Чудо о розе
Шрифт:
Изо всех Централов Франции Фонтевро, пожалуй, наиболее волнующий и зловещий. Именно здесь суждено мне было изведать самое глубокое отчаяние и скорбь, и я знаю, что заключенные, побывавшие в других тюрьмах, испытывали — лишь только речь заходила об этой — чувства и переживания, сходные с моими. Не стоит и пытаться понять природу этого странного воздействия на нас: быть может, объяснение следует искать в прошлом — таинственное старое аббатство, — или «виноват» сам облик тюрьмы, ее стены, увитые плющем камни, все эти каторжники, отправлявшиеся по этапу в Кайен, заключенные, имевшие репутацию самых озлобленных и отчаянных, само ее название, — какая, в конце концов, разница! — но ко всем этим многочисленным доводам добавлялся еще один, имеющий особенное значение для меня: в годы моего пребывания в колонии Меттре именно она, эта самая тюрьма, была неким храмом, святилищем, куда устремлялись детские наши мечтания. Я явственно ощущал, что эти стены хранят — подобно тому как шкатулка для просфоры сохраняет ее свежей — само обличье будущего. Когда пятнадцатилетний мальчишка, каким был я в ту пору, играя, обвивался вокруг приятеля в своей подвесной койке (я полагаю, подобно тому как
Перебираясь из тюрьмы Санте в Фонтевро, я знал уже, что Аркамон ожидает здесь исполнения приговора. Сразу же по прибытии я был захвачен тайной одного из моих прежних товарищей по Меттре, который сумел наше общее приключение довести до предела, до пика: славной и почетной смерти на эшафоте. Аркамону «повезло». И это самое везение какого-то высшего, неземного порядка — не то что банальное богатство или почести — вызывало во мне изумление и восхищение, какие испытываешь обычно перед чем-то совершенным (даже если это совершенное просто и безыскусно, все равно оно — чудесно), а еще страх, охватывающий обычно невольного очевидца магического действа.
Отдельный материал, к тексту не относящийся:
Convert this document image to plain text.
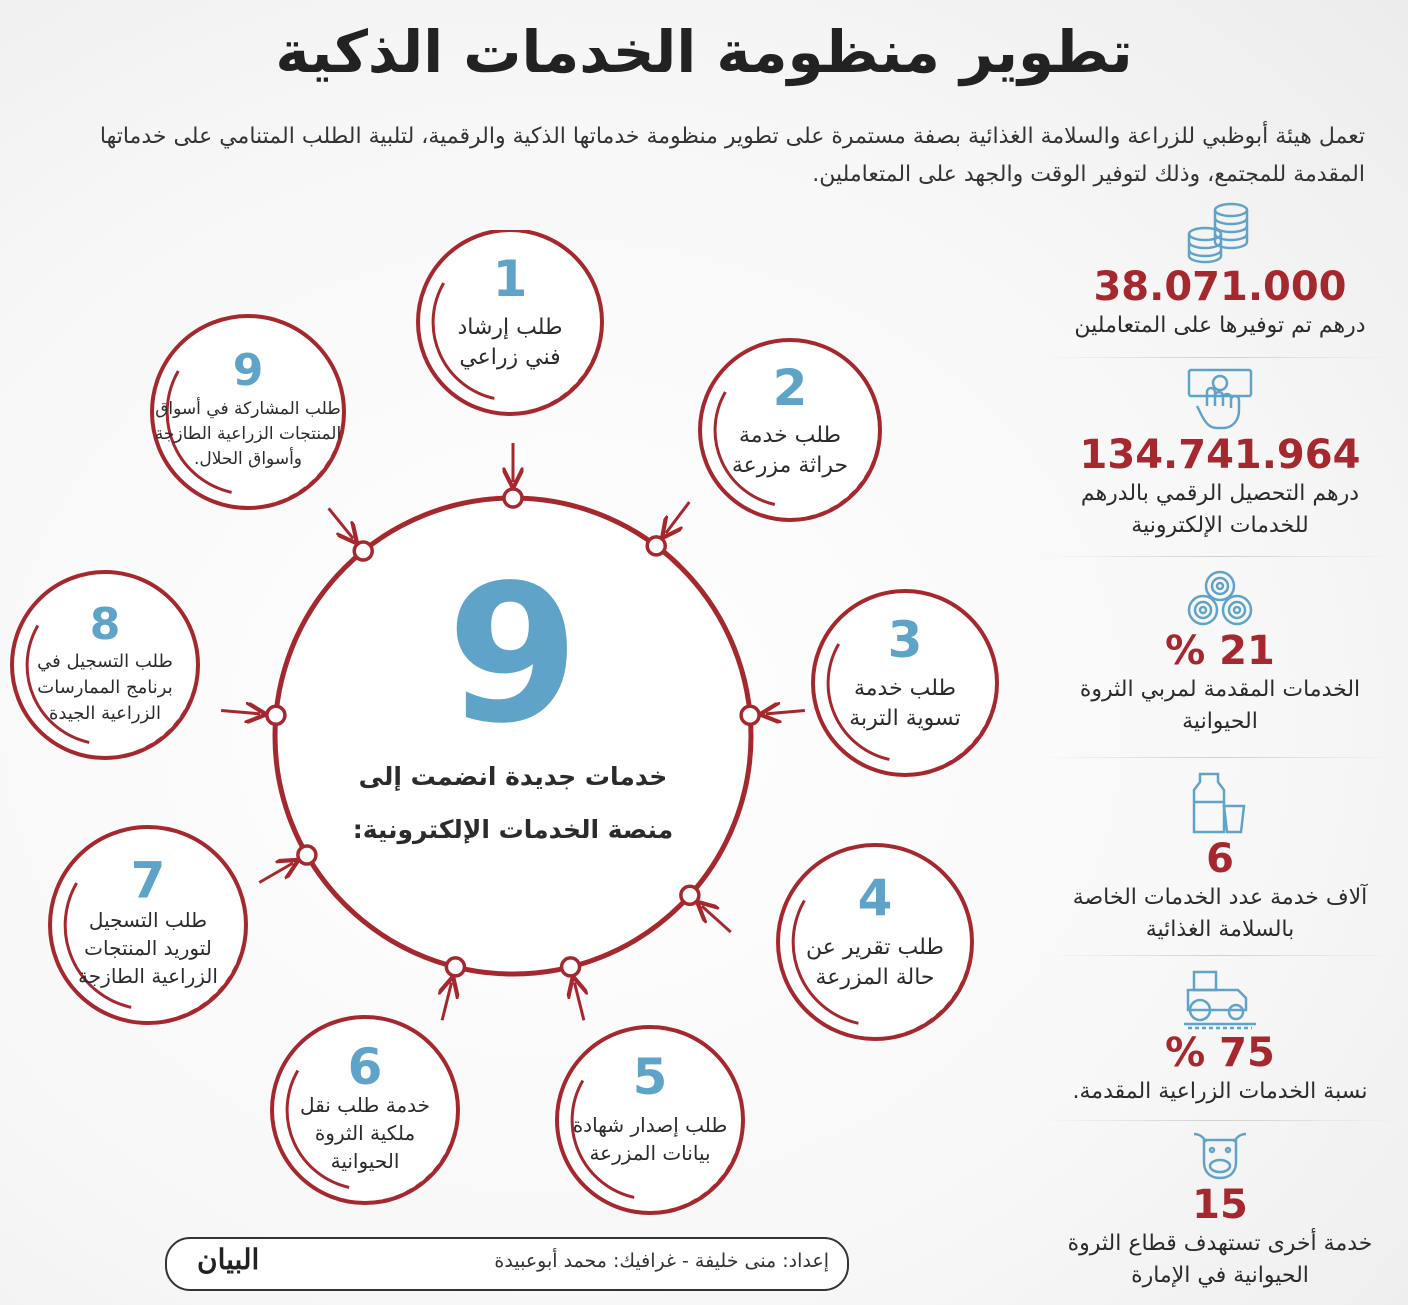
تطوير منظومة الخدمات الذكية
تعمل هيئة أبوظبي للزراعة والسلامة الغذائية بصفة مستمرة على تطوير منظومة خدماتها الذكية والرقمية، لتلبية الطلب المتنامي على خدماتها المقدمة للمجتمع، وذلك لتوفير الوقت والجهد على المتعاملين.
9
خدمات جديدة انضمت إلى
منصة الخدمات الإلكترونية:
1
طلب إرشاد
فني زراعي
2
طلب خدمة
حراثة مزرعة
3
طلب خدمة
تسوية التربة
4
طلب تقرير عن
حالة المزرعة
5
طلب إصدار شهادة
بيانات المزرعة
6
خدمة طلب نقل
ملكية الثروة
الحيوانية
7
طلب التسجيل
لتوريد المنتجات
الزراعية الطازجة
8
طلب التسجيل في
برنامج الممارسات
الزراعية الجيدة
9
طلب المشاركة في أسواق
المنتجات الزراعية الطازجة
وأسواق الحلال.
38.071.000
درهم تم توفيرها على المتعاملين
134.741.964
درهم التحصيل الرقمي بالدرهم
للخدمات الإلكترونية
21 %
الخدمات المقدمة لمربي الثروة
الحيوانية
6
آلاف خدمة عدد الخدمات الخاصة
بالسلامة الغذائية
75 %
نسبة الخدمات الزراعية المقدمة.
15
خدمة أخرى تستهدف قطاع الثروة
الحيوانية في الإمارة
إعداد: منى خليفة - غرافيك: محمد أبوعبيدة
البيان
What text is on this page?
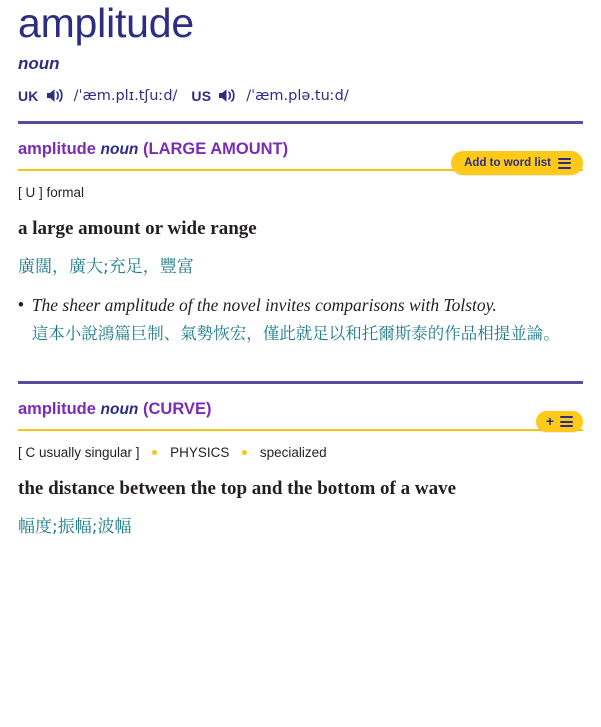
amplitude
noun
UK /ˈæm.plɪ.tʃuːd/ US /ˈæm.plə.tuːd/
amplitude noun (LARGE AMOUNT)
Add to word list
[ U ] formal
a large amount or wide range
廣闊，廣大;充足，豐富
• The sheer amplitude of the novel invites comparisons with Tolstoy.
這本小說鴻篇巨制、氣勢恢宏，僅此就足以和托爾斯泰的作品相提並論。
amplitude noun (CURVE)
+
[ C usually singular ] PHYSICS specialized
the distance between the top and the bottom of a wave
幅度;振幅;波幅
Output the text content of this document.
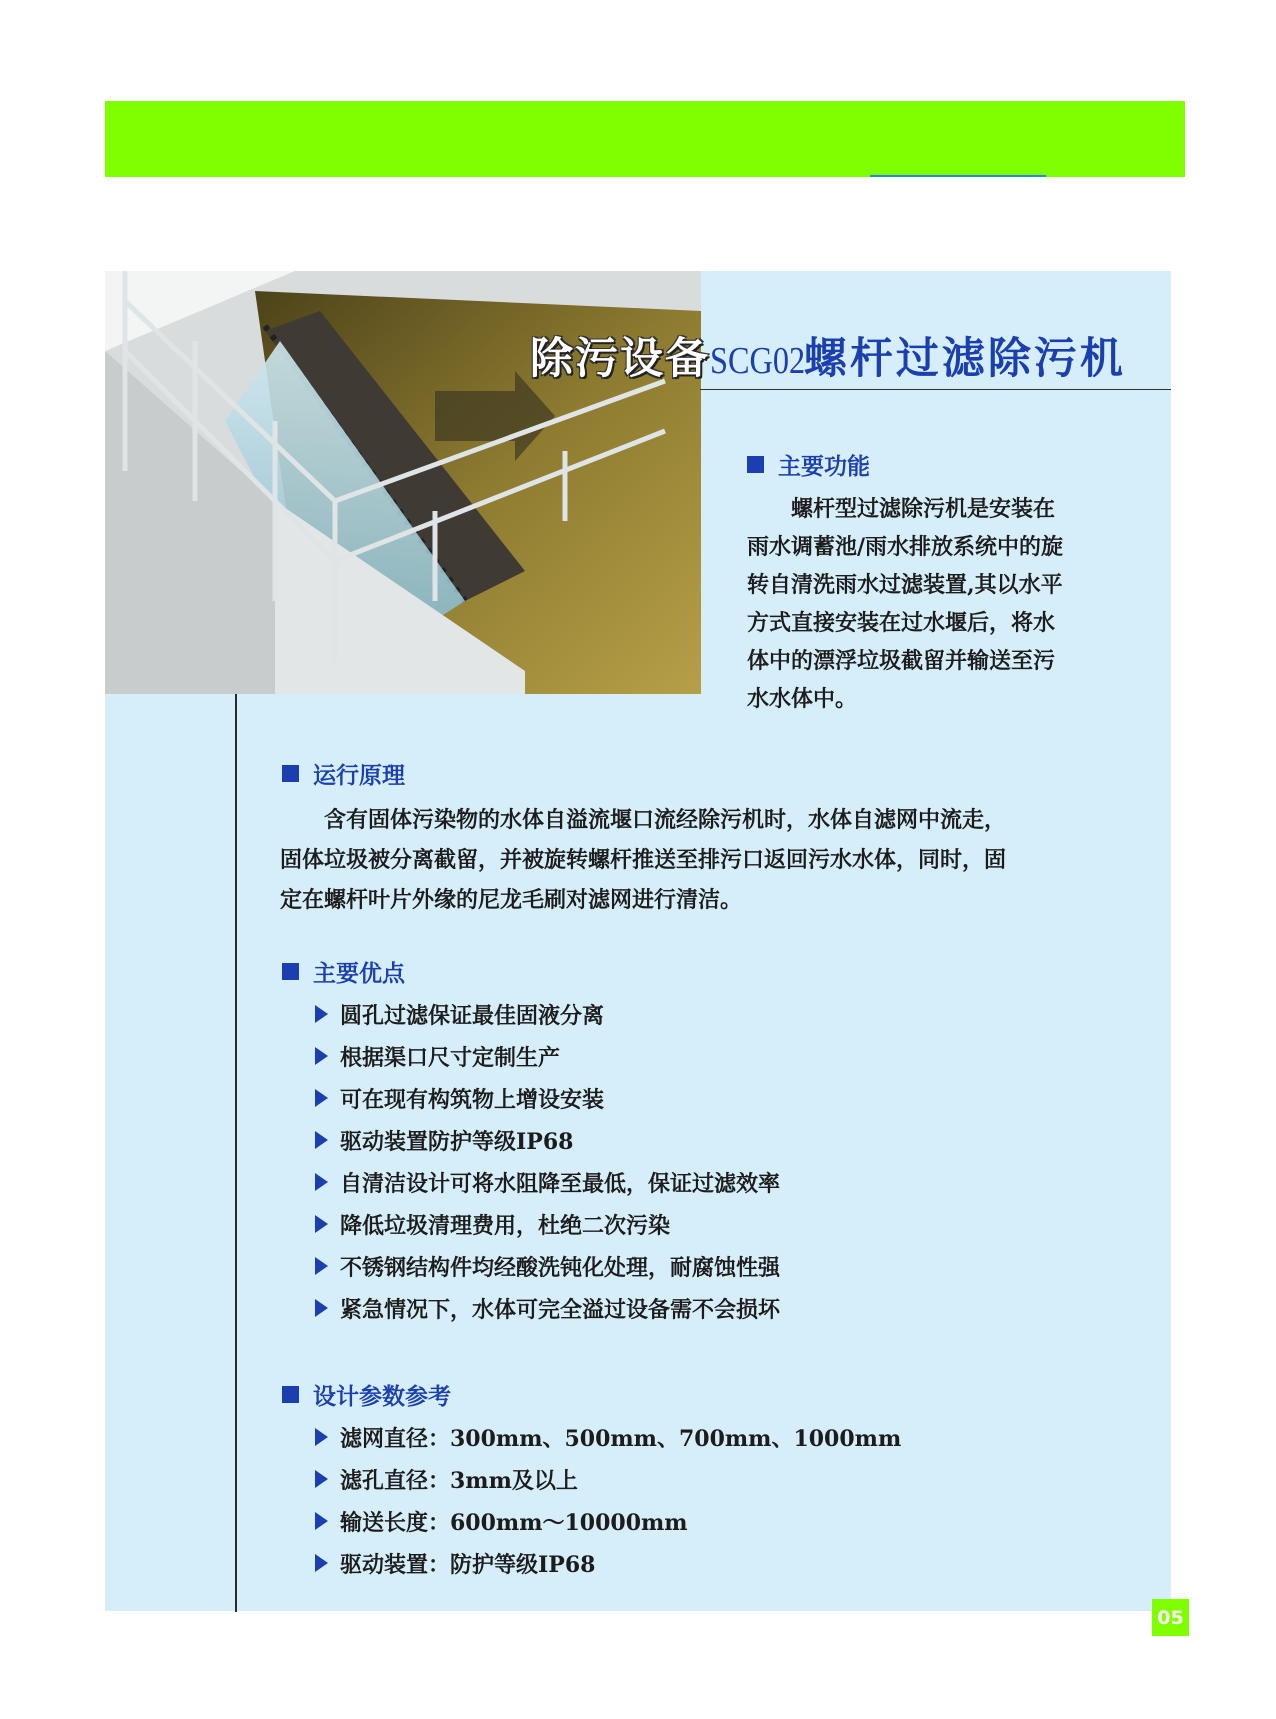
除污设备 SCG02
螺杆过滤除污机
主要功能
螺杆型过滤除污机是安装在
雨水调蓄池/雨水排放系统中的旋
转自清洗雨水过滤装置,其以水平
方式直接安装在过水堰后，将水
体中的漂浮垃圾截留并输送至污
水水体中。
运行原理
含有固体污染物的水体自溢流堰口流经除污机时，水体自滤网中流走，
固体垃圾被分离截留，并被旋转螺杆推送至排污口返回污水水体，同时，固
定在螺杆叶片外缘的尼龙毛刷对滤网进行清洁。
主要优点
圆孔过滤保证最佳固液分离
根据渠口尺寸定制生产
可在现有构筑物上增设安装
驱动装置防护等级IP68
自清洁设计可将水阻降至最低，保证过滤效率
降低垃圾清理费用，杜绝二次污染
不锈钢结构件均经酸洗钝化处理，耐腐蚀性强
紧急情况下，水体可完全溢过设备需不会损坏
设计参数参考
滤网直径：300mm、500mm、700mm、1000mm
滤孔直径：3mm及以上
输送长度：600mm～10000mm
驱动装置：防护等级IP68
05
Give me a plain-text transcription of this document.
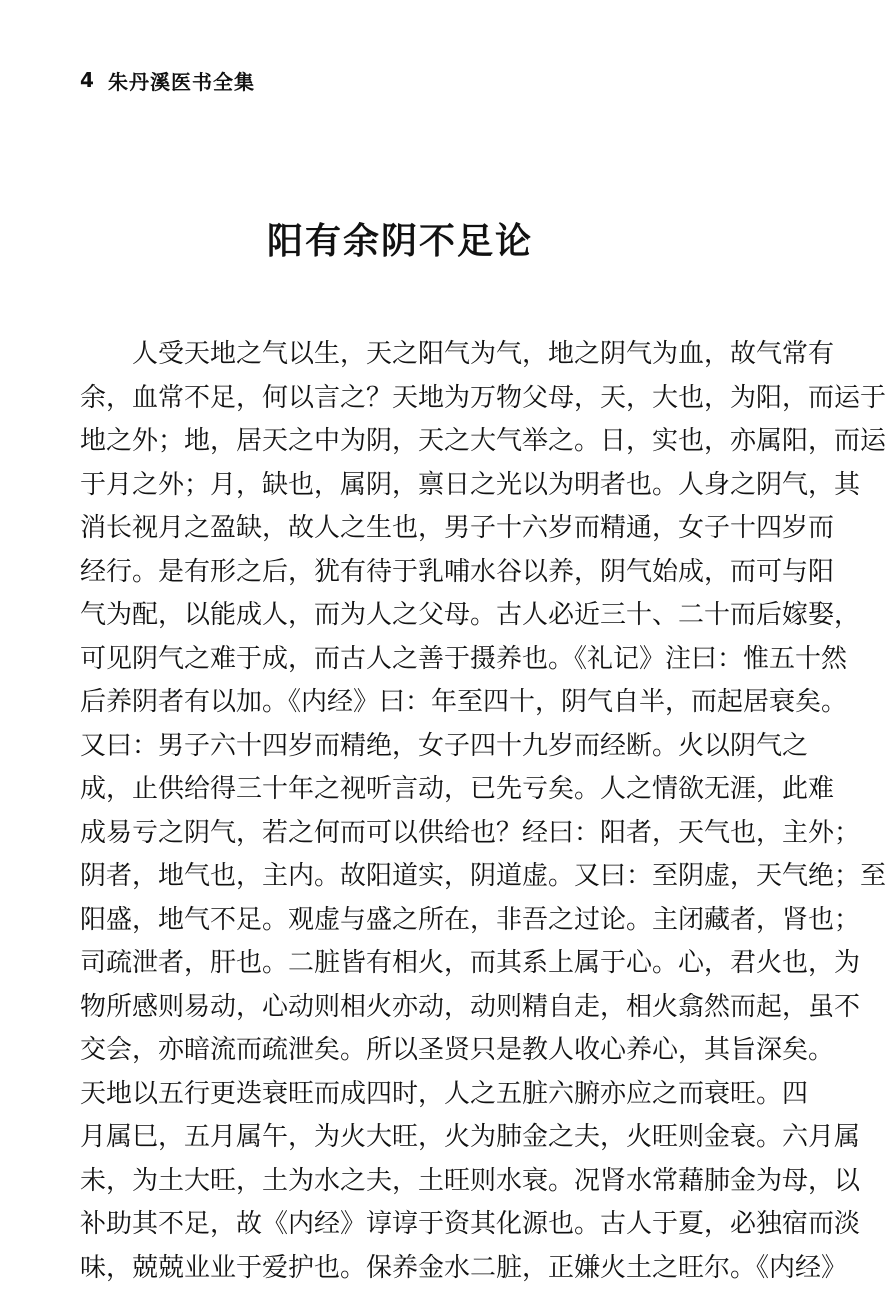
4 朱丹溪医书全集
阳有余阴不足论
人受天地之气以生，天之阳气为气，地之阴气为血，故气常有
余，血常不足，何以言之？天地为万物父母，天，大也，为阳，而运于
地之外；地，居天之中为阴，天之大气举之。日，实也，亦属阳，而运
于月之外；月，缺也，属阴，禀日之光以为明者也。人身之阴气，其
消长视月之盈缺，故人之生也，男子十六岁而精通，女子十四岁而
经行。是有形之后，犹有待于乳哺水谷以养，阴气始成，而可与阳
气为配，以能成人，而为人之父母。古人必近三十、二十而后嫁娶，
可见阴气之难于成，而古人之善于摄养也。《礼记》注曰：惟五十然
后养阴者有以加。《内经》曰：年至四十，阴气自半，而起居衰矣。
又曰：男子六十四岁而精绝，女子四十九岁而经断。火以阴气之
成，止供给得三十年之视听言动，已先亏矣。人之情欲无涯，此难
成易亏之阴气，若之何而可以供给也？经曰：阳者，天气也，主外；
阴者，地气也，主内。故阳道实，阴道虚。又曰：至阴虚，天气绝；至
阳盛，地气不足。观虚与盛之所在，非吾之过论。主闭藏者，肾也；
司疏泄者，肝也。二脏皆有相火，而其系上属于心。心，君火也，为
物所感则易动，心动则相火亦动，动则精自走，相火翕然而起，虽不
交会，亦暗流而疏泄矣。所以圣贤只是教人收心养心，其旨深矣。
天地以五行更迭衰旺而成四时，人之五脏六腑亦应之而衰旺。四
月属巳，五月属午，为火大旺，火为肺金之夫，火旺则金衰。六月属
未，为土大旺，土为水之夫，土旺则水衰。况肾水常藉肺金为母，以
补助其不足，故《内经》谆谆于资其化源也。古人于夏，必独宿而淡
味，兢兢业业于爱护也。保养金水二脏，正嫌火土之旺尔。《内经》
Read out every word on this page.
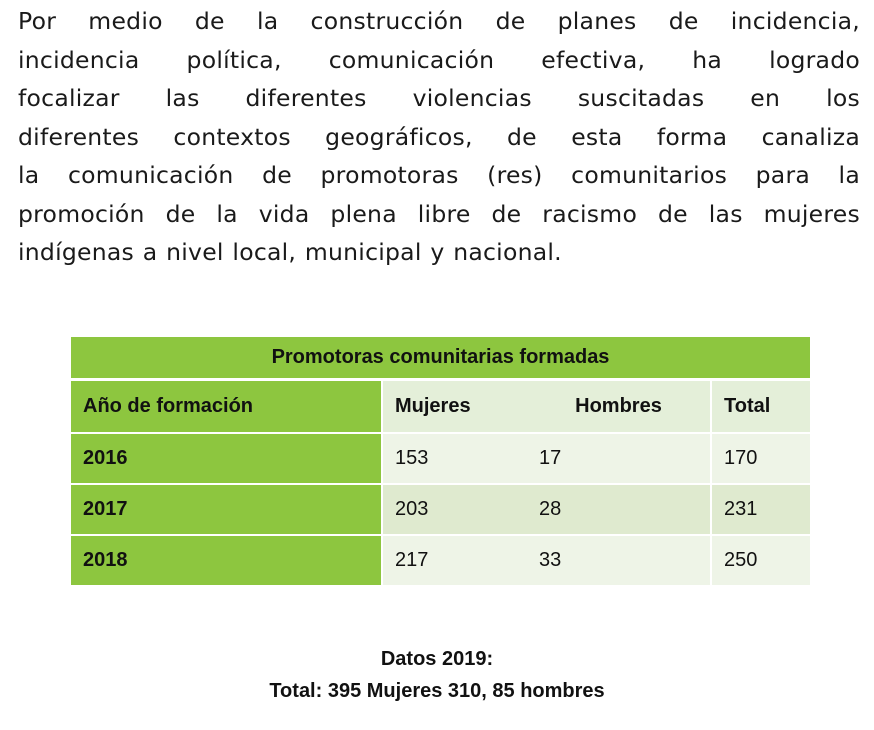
Por medio de la construcción de planes de incidencia,
incidencia política, comunicación efectiva, ha logrado
focalizar las diferentes violencias suscitadas en los
diferentes contextos geográficos, de esta forma canaliza
la comunicación de promotoras (res) comunitarios para la
promoción de la vida plena libre de racismo de las mujeres
indígenas a nivel local, municipal y nacional.
Promotoras comunitarias formadas			
Año de formación	Mujeres	Hombres	Total
2016	153	17	170
2017	203	28	231
2018	217	33	250
Datos 2019:
Total: 395 Mujeres 310, 85 hombres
Быть может, преступления Аркамона и не отозвались бы с такою силой в моей душе, не знай я его так близко, но моя страсть к красоте и совершенству настоятельно требовала насильственной смерти, более того — смерти жестокой и кровавой — как идеального завершения собственной жизни, а мое стремление к святости с чуть приглушенным сиянием (что мешало моей гипотетической смерти называться героической в общепринятом понимании) заставляло меня втайне остановить свой выбор на отсечении головы, которое в реестре смертей числится смертью самой проклятой и отверженной и осеняет избранного ею бенефицианта славой более сумрачной и более нежной, чем бархат танцующего, легкого пламени высоких погребальных костров; преступления и смерть Аркамона словно указали мне в подробностях, из чего состоит эта слава, которую удалось все-таки достичь. Такая слава кажется какой-то вне-, сверхчеловеческой. Не знаю, был ли хотя бы один казненный увенчан после своей казни (за свою казнь?) нимбом, как святые мученики или герои прошедших веков, зато хорошо известно, что самые невинные, самые чистые из людей, принявших эту смерть, почувствовали, как на их отрубленную голову опустился странный венец — каждому свой — с жемчужинами, вырванными из мрака сердца. Каждый знал, что в то самое мгновение, когда его голова упадет в корзину на опилки и ее подберет подручный палача, чья роль представляется мне весьма сомнительной, сердце казненного поднимут пальцы, затянутые тонкой материей стыдливости, и вложат в юношескую грудь. Именно небесного нимба я так страстно жаждал, но Аркамон получил его прежде меня, получил спокойно и без усилий благодаря убийству девочки, а затем, пятнадцать лет спустя, — убийству тюремного надзирателя в Фонтевро.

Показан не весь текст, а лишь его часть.